The next day, while my mother was at school, the time bomb exploded, damaging houses all around. Her family were at last allowed home to clear the mess and board up the blown-out windows – my mother accidentally cutting her finger on broken glass. “It’s horrible living in the house like this.” she writes. Shortly afterwards, the children and their mother went to stay with a relative in the countryside at Woburn Sands while their father stayed in London, going to his job in the tax office while trying to patch up the house and protect it from further damage.

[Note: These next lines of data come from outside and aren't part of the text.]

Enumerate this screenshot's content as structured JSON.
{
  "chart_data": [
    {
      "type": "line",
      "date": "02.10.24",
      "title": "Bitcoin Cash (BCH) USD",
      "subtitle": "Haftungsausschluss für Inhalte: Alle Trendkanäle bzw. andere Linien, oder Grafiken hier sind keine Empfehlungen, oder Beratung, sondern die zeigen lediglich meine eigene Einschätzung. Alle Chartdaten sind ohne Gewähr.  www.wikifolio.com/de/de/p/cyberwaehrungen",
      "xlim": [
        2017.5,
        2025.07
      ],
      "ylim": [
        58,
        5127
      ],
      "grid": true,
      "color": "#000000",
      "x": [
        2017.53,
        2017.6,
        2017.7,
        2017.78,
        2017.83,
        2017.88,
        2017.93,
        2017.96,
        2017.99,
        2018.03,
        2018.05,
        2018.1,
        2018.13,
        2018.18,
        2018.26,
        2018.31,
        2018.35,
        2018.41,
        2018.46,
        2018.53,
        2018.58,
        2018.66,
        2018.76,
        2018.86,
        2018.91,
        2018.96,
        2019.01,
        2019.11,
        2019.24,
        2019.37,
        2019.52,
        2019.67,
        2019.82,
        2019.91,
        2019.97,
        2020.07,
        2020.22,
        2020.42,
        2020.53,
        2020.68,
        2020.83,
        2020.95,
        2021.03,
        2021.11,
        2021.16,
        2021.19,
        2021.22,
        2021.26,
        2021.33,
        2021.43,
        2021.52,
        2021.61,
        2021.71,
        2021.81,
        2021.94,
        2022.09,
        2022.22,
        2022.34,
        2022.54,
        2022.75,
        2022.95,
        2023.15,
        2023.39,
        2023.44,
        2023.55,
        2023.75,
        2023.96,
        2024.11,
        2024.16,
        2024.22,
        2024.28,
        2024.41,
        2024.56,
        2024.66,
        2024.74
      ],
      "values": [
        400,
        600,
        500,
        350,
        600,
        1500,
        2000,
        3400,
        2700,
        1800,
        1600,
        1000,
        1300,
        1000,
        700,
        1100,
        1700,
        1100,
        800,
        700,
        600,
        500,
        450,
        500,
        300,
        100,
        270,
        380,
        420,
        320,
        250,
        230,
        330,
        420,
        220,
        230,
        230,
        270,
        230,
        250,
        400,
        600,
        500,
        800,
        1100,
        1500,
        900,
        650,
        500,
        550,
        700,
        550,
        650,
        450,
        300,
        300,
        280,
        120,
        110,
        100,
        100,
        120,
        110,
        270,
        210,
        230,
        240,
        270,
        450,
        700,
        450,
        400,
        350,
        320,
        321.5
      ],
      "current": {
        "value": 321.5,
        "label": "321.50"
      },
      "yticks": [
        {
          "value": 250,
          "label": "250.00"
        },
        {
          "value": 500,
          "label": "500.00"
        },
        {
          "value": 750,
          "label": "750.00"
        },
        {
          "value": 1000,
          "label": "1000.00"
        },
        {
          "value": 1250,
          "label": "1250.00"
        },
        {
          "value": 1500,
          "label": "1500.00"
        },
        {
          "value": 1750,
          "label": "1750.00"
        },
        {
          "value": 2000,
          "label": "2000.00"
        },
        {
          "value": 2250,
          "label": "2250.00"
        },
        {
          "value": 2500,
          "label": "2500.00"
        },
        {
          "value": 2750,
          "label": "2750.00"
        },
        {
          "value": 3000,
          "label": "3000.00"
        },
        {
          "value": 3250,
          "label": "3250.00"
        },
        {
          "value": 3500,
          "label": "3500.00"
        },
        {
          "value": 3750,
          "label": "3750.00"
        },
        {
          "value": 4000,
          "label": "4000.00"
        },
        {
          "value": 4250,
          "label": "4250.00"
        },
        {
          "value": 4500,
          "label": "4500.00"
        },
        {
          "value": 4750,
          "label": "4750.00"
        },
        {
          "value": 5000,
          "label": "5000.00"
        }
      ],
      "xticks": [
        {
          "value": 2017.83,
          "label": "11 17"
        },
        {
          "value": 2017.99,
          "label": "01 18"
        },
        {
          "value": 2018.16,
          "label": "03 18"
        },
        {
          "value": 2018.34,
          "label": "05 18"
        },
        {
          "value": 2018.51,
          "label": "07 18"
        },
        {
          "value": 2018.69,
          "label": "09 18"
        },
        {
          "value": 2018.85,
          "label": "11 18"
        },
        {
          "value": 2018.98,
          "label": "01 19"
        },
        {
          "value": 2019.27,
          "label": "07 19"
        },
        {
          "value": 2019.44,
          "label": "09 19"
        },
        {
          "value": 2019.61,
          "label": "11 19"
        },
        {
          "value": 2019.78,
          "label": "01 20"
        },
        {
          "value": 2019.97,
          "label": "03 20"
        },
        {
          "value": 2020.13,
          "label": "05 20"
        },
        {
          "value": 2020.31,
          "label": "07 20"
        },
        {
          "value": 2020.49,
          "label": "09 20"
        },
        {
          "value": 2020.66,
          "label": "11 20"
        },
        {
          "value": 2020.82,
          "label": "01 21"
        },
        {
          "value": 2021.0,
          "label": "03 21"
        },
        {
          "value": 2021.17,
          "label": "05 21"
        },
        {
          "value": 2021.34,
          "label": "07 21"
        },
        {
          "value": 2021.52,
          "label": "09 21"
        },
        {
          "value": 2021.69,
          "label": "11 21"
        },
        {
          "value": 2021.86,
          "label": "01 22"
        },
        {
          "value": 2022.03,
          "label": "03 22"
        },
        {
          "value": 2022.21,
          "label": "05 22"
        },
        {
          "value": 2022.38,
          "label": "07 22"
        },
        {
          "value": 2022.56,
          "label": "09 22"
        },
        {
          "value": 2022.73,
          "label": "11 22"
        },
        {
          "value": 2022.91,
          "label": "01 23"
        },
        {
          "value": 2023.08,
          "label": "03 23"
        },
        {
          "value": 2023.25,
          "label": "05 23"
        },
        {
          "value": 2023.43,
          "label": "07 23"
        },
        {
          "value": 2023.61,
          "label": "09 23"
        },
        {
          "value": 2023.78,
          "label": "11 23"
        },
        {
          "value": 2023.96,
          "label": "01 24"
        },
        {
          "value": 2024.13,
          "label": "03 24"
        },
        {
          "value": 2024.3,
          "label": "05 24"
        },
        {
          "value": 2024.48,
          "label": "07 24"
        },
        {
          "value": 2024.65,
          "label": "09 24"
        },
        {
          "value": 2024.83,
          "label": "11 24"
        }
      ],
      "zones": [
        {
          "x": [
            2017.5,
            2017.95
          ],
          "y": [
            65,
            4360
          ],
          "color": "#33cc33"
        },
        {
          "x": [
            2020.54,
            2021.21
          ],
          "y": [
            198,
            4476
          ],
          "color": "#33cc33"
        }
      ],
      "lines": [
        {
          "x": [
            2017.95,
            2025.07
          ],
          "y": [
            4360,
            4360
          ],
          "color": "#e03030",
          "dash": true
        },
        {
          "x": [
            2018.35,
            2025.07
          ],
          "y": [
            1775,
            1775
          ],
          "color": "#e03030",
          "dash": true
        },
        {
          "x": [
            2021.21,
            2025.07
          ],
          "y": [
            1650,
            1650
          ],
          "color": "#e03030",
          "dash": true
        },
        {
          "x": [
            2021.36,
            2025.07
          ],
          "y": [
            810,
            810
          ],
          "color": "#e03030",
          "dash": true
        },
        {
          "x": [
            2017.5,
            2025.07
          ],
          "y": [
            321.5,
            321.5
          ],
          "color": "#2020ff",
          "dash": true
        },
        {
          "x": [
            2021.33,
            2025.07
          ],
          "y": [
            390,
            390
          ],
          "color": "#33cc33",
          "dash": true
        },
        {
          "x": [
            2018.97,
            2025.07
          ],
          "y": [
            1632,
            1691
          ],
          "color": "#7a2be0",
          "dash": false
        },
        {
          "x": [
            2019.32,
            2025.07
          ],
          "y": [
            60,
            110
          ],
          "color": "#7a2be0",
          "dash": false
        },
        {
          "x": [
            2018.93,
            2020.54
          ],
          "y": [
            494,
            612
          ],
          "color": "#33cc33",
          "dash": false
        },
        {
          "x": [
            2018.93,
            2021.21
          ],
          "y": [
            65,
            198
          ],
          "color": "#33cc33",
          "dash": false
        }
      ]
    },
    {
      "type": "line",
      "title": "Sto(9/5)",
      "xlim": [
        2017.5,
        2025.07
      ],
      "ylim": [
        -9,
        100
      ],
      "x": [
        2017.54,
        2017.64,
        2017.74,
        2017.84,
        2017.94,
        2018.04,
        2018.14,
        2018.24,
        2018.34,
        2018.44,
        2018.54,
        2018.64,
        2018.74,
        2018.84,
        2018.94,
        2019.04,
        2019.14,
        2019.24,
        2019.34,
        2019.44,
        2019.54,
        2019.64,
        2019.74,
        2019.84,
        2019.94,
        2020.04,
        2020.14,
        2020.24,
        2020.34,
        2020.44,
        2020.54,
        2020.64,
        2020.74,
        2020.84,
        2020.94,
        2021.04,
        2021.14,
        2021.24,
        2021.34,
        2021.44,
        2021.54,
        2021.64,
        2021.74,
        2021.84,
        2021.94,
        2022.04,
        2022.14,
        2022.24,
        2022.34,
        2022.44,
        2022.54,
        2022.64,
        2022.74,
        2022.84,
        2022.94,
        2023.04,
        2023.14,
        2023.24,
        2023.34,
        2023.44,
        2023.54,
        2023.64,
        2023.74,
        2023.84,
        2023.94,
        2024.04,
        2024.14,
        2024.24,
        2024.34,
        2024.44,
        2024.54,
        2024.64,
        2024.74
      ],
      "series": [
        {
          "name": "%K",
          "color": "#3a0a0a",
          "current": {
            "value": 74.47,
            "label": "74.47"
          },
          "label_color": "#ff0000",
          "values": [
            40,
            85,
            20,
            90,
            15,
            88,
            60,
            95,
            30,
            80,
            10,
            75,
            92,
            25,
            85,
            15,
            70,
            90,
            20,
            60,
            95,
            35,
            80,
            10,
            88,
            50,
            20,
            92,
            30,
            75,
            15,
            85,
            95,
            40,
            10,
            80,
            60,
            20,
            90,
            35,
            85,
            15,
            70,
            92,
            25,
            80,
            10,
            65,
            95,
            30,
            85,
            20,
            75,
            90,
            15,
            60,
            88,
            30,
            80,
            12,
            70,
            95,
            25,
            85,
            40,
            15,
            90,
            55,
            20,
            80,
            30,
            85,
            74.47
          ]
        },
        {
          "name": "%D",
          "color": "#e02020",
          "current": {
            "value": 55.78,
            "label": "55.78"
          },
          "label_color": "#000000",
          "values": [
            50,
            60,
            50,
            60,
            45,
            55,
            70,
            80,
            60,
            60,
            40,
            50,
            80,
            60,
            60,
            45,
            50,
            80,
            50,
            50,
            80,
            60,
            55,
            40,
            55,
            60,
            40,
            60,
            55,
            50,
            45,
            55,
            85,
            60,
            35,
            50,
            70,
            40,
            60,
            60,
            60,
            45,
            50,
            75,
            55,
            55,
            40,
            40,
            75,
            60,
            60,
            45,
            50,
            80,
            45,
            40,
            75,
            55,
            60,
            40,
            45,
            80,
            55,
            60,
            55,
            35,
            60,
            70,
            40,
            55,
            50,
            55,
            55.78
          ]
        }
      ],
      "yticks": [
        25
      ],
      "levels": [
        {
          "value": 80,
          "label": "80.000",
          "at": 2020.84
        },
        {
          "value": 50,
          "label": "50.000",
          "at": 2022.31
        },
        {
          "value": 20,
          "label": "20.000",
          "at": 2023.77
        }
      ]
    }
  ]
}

For my mother, aged thirteen, this was the end of her childhood. Even though war had been declared a year before, things had been relatively quiet until now. Katharine’s diary for 1940, started with vigour on January 1st but as usual gradually thinning out, had up to then contained the typical entries of a school child – “Went to my music lesson”, “Bought a 2d chocolate bar”, “Iris was off school with spots” and quite often “Nothing much happened today.” From that point on, the diaries continue recording her attempt to live an every day, normal schoolgirl life amid the chaos, but most entries are peppered with comments such as “Sirens went at 7.30. Heard a lot of gunfire.” “We had a bad three-hour raid this afternoon” “Did not go down to the shelter tonight as it was not too noisy.”
What Katharine didn’t know at the time, and possibly not until much later, is that when the time bomb exploded under the hen-house, it took with it seven men from the bomb-disposal squad who were trying to defuse it, blasting them all to smithereens. For weeks afterwards, my grandfather was still picking fragments of skull and human flesh out of the garden hedges; it must have been a grim reminder of the three years he spent as a stretcher bearer on the Western Front during World War 1, tending to terribly wounded and dying men on the battlefield. How must he have felt, having lived through that ghastly war, to be caught in the middle of this new horror?
The house was made habitable and the family moved back in, but would they ever feel properly safe again? Not my mother, of that I’m sure. It would not be until mid-May 1941 that I again find a day in which “Nothing much happened”, by which time it must have come as a blessed relief.